Özder, sağlık, sektörün sürdürülebilirliği ve üretilen sütün sağlıklı bir şekilde başka bölgelere ulaştırılabilmesinde sanayide işlenen sütün tercih edildiğini ifade ederek, "Ülkemizde bu durum son yıllarda tersine gidiyor. Bir kaç nedeni var. Bir tanesi, özellikle sanayide üretilen sütlerin aleyhine yürütülen bunların 'sağlıksız', 'zararlı' hatta 'kanser' olduğu yönünde kampanya var. Her sektörde olduğu gibi burada hata yapanlar vardır ama sütün kanser yaptığı, pastörize edilen sütün yapısının bozulduğu gibi söylemler şeyler çok tehlikeli." ifadelerini kullandı.

"Savaşı sokak sütçüsü kazanıyor"

Dünyada artık en önemli gücün beyin olduğunu dile getiren Özder, şöyle devam etti:

"Düşmanlarımızın yapmak istediğinin bu yolla yapıldığını görüyoruz.

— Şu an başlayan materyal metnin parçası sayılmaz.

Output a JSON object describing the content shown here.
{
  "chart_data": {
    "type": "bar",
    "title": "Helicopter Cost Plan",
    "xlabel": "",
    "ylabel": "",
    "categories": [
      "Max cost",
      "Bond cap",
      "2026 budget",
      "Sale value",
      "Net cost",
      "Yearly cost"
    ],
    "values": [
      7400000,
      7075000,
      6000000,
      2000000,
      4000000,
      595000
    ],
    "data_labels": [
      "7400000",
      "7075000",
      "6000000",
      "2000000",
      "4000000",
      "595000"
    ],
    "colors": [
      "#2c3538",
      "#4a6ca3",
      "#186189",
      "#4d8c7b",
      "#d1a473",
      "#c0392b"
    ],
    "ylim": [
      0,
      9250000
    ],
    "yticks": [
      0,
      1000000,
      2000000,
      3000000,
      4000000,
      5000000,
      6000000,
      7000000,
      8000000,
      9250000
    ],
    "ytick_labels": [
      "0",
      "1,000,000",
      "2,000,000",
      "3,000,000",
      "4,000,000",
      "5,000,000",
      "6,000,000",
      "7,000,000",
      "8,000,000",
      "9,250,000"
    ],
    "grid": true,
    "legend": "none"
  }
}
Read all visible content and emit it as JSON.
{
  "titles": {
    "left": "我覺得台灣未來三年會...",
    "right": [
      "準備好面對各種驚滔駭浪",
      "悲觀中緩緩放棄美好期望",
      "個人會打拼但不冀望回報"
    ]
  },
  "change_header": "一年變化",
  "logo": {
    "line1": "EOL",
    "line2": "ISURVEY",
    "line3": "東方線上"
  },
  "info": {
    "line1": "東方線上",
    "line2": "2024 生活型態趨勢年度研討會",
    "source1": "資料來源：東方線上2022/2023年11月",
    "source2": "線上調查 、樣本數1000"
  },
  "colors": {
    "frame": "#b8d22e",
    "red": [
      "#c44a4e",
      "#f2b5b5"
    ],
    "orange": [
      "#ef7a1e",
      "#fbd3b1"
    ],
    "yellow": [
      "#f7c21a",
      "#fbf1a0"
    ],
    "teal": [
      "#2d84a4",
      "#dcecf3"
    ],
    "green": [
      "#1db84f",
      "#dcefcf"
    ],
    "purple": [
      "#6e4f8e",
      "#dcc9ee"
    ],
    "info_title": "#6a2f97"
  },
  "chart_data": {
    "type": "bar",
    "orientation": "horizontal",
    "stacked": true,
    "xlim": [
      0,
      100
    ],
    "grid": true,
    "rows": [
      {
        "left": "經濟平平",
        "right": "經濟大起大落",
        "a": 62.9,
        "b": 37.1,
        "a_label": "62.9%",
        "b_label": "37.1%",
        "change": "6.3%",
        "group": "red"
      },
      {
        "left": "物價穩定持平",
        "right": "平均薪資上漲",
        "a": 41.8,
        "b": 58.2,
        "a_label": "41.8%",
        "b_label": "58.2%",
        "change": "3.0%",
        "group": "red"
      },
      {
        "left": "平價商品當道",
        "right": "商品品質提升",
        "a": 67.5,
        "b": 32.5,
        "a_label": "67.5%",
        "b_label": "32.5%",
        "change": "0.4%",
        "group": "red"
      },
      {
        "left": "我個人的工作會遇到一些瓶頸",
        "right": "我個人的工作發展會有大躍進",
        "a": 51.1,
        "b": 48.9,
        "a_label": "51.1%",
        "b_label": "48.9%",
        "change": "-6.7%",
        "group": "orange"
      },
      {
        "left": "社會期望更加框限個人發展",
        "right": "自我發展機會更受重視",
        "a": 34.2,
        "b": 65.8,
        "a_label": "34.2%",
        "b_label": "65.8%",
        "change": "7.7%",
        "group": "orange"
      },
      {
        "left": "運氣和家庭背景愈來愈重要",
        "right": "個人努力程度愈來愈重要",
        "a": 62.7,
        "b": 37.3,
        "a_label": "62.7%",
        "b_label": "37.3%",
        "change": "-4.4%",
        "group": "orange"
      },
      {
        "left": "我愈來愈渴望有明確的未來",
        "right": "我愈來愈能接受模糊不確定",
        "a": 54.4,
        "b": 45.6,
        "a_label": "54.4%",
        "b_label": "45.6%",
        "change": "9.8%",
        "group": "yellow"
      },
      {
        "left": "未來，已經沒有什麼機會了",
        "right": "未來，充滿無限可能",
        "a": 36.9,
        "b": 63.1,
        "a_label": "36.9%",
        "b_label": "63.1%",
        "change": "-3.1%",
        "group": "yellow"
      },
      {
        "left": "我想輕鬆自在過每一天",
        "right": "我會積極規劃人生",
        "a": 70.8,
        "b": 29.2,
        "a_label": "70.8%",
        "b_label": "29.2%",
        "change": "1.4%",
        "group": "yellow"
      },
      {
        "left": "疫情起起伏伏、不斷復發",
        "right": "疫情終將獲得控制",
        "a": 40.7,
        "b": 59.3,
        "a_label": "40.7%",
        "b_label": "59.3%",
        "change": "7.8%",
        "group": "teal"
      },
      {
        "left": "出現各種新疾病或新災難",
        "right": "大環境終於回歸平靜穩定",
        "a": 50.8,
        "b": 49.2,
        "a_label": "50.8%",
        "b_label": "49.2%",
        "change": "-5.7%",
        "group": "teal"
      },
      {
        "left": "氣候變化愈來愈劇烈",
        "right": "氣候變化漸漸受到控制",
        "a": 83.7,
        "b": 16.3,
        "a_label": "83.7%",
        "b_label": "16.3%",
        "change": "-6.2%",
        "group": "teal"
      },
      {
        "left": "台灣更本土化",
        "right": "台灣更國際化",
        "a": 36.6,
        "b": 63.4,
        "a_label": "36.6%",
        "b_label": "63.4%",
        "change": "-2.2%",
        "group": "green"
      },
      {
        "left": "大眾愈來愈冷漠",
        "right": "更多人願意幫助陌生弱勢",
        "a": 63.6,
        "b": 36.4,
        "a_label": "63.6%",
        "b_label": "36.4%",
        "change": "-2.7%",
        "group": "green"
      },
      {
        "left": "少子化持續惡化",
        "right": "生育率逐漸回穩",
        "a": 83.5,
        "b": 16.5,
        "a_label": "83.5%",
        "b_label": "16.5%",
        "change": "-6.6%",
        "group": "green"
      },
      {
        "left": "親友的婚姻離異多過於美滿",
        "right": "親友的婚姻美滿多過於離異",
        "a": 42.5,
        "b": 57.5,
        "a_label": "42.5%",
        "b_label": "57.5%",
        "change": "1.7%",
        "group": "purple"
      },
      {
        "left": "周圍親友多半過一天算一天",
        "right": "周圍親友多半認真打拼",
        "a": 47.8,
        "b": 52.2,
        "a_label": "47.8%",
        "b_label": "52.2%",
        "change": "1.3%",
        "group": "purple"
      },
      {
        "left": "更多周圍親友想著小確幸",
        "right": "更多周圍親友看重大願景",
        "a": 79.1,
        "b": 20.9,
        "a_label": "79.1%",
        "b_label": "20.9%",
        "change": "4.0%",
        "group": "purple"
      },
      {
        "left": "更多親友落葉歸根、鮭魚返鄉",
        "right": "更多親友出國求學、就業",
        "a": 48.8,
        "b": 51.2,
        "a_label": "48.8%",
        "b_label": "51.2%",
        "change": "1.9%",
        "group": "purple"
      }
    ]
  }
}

Sağlıklı nesiller yetiştirmemiz lazım. Hayvansal protein de bu açıdan son derece önemli. Sağlıklı nesilleri, daha zeki ve gelişmiş insanlardan oluşan toplumları engellemek amacıyla diğer ülkelerin bu yaptığı gizli bir soğuk savaş uzantısı. Yıllarca 'kolestrol var et, yumurta yemeyin' dediler, o ülkelere baktığınız zaman bizim tüketimimizin 10 misli et tüketiyor. Süt de aynı şekilde. Bazen de maalesef önünde 'profesör' yazanlar buna alet oluyorlar. Maalesef son yıllarda bu etkili oldu. Bunu nereden görüyoruz, sokak sütü arttı. En sağlıksız süt sokak sütüdür, azalması gerekirken bu propagandalardan dolayın arttı. Sokak sütçüsü bu savaşı kazanıyor."

Özder, Türkiye'de toplam kişi başı süt tüketiminde bir artış görünse de bu artışın sağlıklı süt artışı olmadığını ifade ederek, "Sokak sütü denetimsizdir, sanayiye giden süt çok daha iyi denetleniyor. Antibiyotikli sütü sanayici almaz. Çünkü o sütten peynir, yoğurt olmaz. Sütler çiftlikten çıkarken de işletmeye girerken de denetleniyor." ifadelerini kullandı.

Özder, sütün nakliye maliyetinin birim kilo başına göre fazla olması nedeniyle uzak yerlere taşınmasının problem olduğunu, dolayısıyla yakın coğrafyaya satma şansının daha fazla olduğunu belirterek, Türkiye'nin İran dışındaki komşu ülkelerin süt alıcısı olduğuna dikkati çekti.

Afrika'nın tamamı ile İtalya, Romanya, Yunanistan, Bulgaristan, Balkan ülkeleri gibi Avrupa'daki ülkelerin de süt açığı bulunduğunu kaydeden Özder, "Sanayiye giden sütün az olması ihracatı olumsuz etkiliyor. Biz burada hala sütümüzü değerinde satamıyoruz. Değerlendiremediğimiz için üreticilerimiz para kazanamıyor. Yavaş yavaş işi bırakıyorlar. Hele hele küçük işletmeler vazgeçerse işe dönmezler. Şu anda biz Kuzey Afrika'da Tunus, Cezayir ile bir miktar Orta Doğu'ya satıyoruz. Sanayiye giden süt artarsa ihracat artar. Potansiyelimiz çok fazla. Sadece sanayiye gitmesi değil elbette, onunla birlikte yapılacak şeyler var, ihracat teşviki gibi. İhracatın 3 kat artma potansiyeli var."